After fears that vehicles would be driving along Ipperwash Beach this summer, an agreement has been reached between local officials, community members and First Nations to temporarily ban traffic on the beach.

The agreement was hammered out Tuesday and will be in effect throughout the summer.

Negotiations are continuing to find a long-term solution after members of the Kettle and Stony Point First Nations made a bid to reclaim the land by removing barricades.

The First Nations said they removed the municipal barricades to reconnect the trail that historically linked the Kettle and Stony Point Nations.

“We’re discussing how to go forward with Ipperwash,” says Mark Lindsay, an executive member of the Centre Ipperwash Community Association (CICA).

His association will hold a public meeting Sunday afternoon at the Port Franks Community Centre from 1 to 4 p.m.
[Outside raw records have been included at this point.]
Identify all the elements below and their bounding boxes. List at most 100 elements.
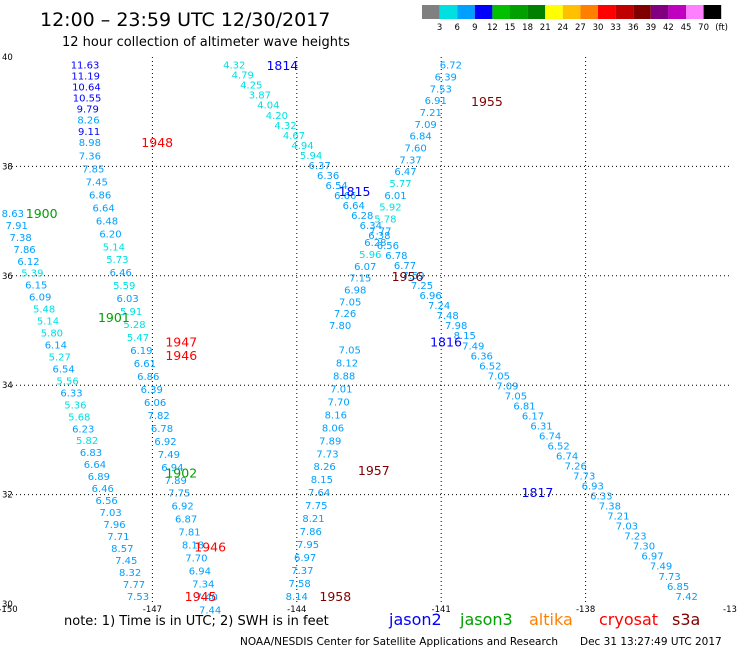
swh-value-label: 6.46 (110, 268, 132, 279)
swh-value-label: 7.45 (115, 556, 137, 567)
swh-value-label: 5.77 (389, 179, 411, 190)
colorbar-swatch (580, 5, 598, 19)
axis-ticks: -150 -147 -144 -141 -138 -13 30 32 34 36 38 40 (0, 53, 737, 615)
colorbar-label: 15 (505, 23, 516, 33)
swh-value-label: 5.96 (359, 250, 381, 261)
swh-value-label: 7.25 (411, 281, 433, 292)
swh-value-label: 7.21 (420, 108, 442, 119)
chart-subtitle: 12 hour collection of altimeter wave hei… (62, 35, 350, 50)
swh-value-label: 5.36 (64, 400, 86, 411)
swh-value-label: 7.03 (616, 522, 638, 533)
swh-value-label: 7.77 (369, 226, 391, 237)
swh-value-label: 7.82 (147, 411, 169, 422)
swh-value-label: 7.71 (107, 532, 129, 543)
swh-value-label: 6.14 (45, 341, 67, 352)
swh-value-label: 7.98 (445, 321, 467, 332)
swh-value-label: 6.85 (667, 582, 689, 593)
swh-value-label: 6.33 (60, 388, 82, 399)
swh-value-label: 6.54 (53, 364, 75, 375)
swh-value-label: 6.15 (25, 281, 47, 292)
x-tick-label: -138 (576, 605, 595, 615)
swh-value-label: 6.56 (96, 496, 118, 507)
swh-value-label: 7.89 (165, 476, 187, 487)
colorbar-label: 42 (663, 23, 674, 33)
swh-value-label: 6.83 (80, 448, 102, 459)
grid-lines (8, 57, 730, 604)
colorbar-label: 70 (698, 23, 709, 33)
swh-value-label: 5.92 (379, 203, 401, 214)
swh-value-label: 7.21 (607, 512, 629, 523)
swh-value-label: 6.81 (513, 401, 535, 412)
chart-title: 12:00 – 23:59 UTC 12/30/2017 (40, 9, 330, 31)
swh-value-label: 4.04 (257, 101, 279, 112)
x-tick-label: -150 (0, 605, 18, 615)
y-tick-label: 40 (2, 53, 13, 63)
swh-value-label: 7.73 (658, 572, 680, 583)
colorbar-swatch (633, 5, 651, 19)
swh-value-label: 6.48 (96, 216, 118, 227)
swh-value-label: 5.91 (120, 307, 142, 318)
swh-value-label: 7.05 (505, 391, 527, 402)
swh-value-label: 7.49 (158, 450, 180, 461)
swh-value-label: 7.23 (624, 532, 646, 543)
swh-value-label: 6.12 (17, 257, 39, 268)
swh-value-label: 7.40 (196, 592, 218, 603)
swh-value-label: 6.61 (134, 359, 156, 370)
swh-value-label: 7.89 (319, 436, 341, 447)
swh-value-label: 8.15 (454, 331, 476, 342)
swh-value-label: 7.49 (462, 341, 484, 352)
swh-value-label: 8.18 (182, 541, 204, 552)
swh-value-label: 4.32 (223, 61, 245, 72)
swh-value-label: 7.91 (6, 221, 28, 232)
colorbar-label: 45 (681, 23, 692, 33)
swh-value-label: 4.32 (274, 121, 296, 132)
swh-value-label: 5.82 (76, 436, 98, 447)
swh-value-label: 7.81 (178, 528, 200, 539)
colorbar-label: 39 (645, 23, 656, 33)
swh-value-label: 7.49 (650, 562, 672, 573)
swh-value-label: 7.80 (329, 321, 351, 332)
colorbar-label: 30 (593, 23, 604, 33)
swh-value-label: 8.63 (2, 209, 24, 220)
swh-value-label: 4.20 (266, 111, 288, 122)
y-tick-label: 38 (2, 162, 13, 172)
swh-value-label: 6.06 (144, 398, 166, 409)
swh-value-label: 7.01 (330, 385, 352, 396)
colorbar-swatch (615, 5, 634, 19)
swh-value-label: 6.39 (435, 72, 457, 83)
swh-value-label: 7.38 (10, 233, 32, 244)
swh-value-label: 5.78 (374, 215, 396, 226)
swh-value-label: 5.28 (123, 320, 145, 331)
swh-value-label: 6.92 (172, 502, 194, 513)
swh-value-label: 7.24 (428, 301, 450, 312)
swh-value-label: 4.94 (291, 141, 313, 152)
swh-value-label: 7.03 (99, 508, 121, 519)
swh-value-label: 8.12 (336, 359, 358, 370)
colorbar-swatch (650, 5, 669, 19)
note-text: note: 1) Time is in UTC; 2) SWH is in fe… (64, 614, 329, 629)
pass-time-label: 1900 (26, 206, 58, 221)
swh-value-label: 6.86 (89, 190, 111, 201)
timestamp-text: Dec 31 13:27:49 UTC 2017 (580, 636, 722, 648)
swh-value-label: 7.73 (316, 449, 338, 460)
colorbar-swatch (703, 5, 722, 19)
swh-value-label: 9.79 (77, 105, 99, 116)
swh-value-label: 7.53 (430, 84, 452, 95)
swh-value-label: 6.34 (360, 221, 382, 232)
pass-time-label: 1946 (165, 348, 197, 363)
swh-value-label: 7.73 (573, 472, 595, 483)
x-tick-label: -141 (432, 605, 451, 615)
swh-value-label: 5.80 (41, 329, 63, 340)
swh-value-label: 7.05 (339, 346, 361, 357)
swh-value-label: 8.32 (119, 568, 141, 579)
swh-value-label: 5.56 (56, 376, 78, 387)
colorbar-swatch (545, 5, 563, 19)
swh-value-label: 6.07 (354, 262, 376, 273)
colorbar-swatch (686, 5, 704, 19)
colorbar-swatch (457, 5, 475, 19)
swh-value-label: 6.66 (334, 191, 356, 202)
swh-value-label: 6.64 (343, 201, 365, 212)
swh-value-label: 7.86 (13, 245, 35, 256)
colorbar-swatch (422, 5, 440, 19)
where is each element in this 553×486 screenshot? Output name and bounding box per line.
Lindsay says it is hoped the meeting will help determine more natural ways to prevent vehicles from entering the beach and to ensure Ipperwash remains “the historically special place it is” and to “celebrate longstanding relationships.”

A solution must also ensure emergency vehicles have access.

Lindsay's family has owned a cottage on Ipperwash Beach since the 1950s.

Some of the parties involved in negotiations included provincial and municipal government officials, the St. Clair Conservation Authority and Kettle and Stony Point First Nations, along with CICA.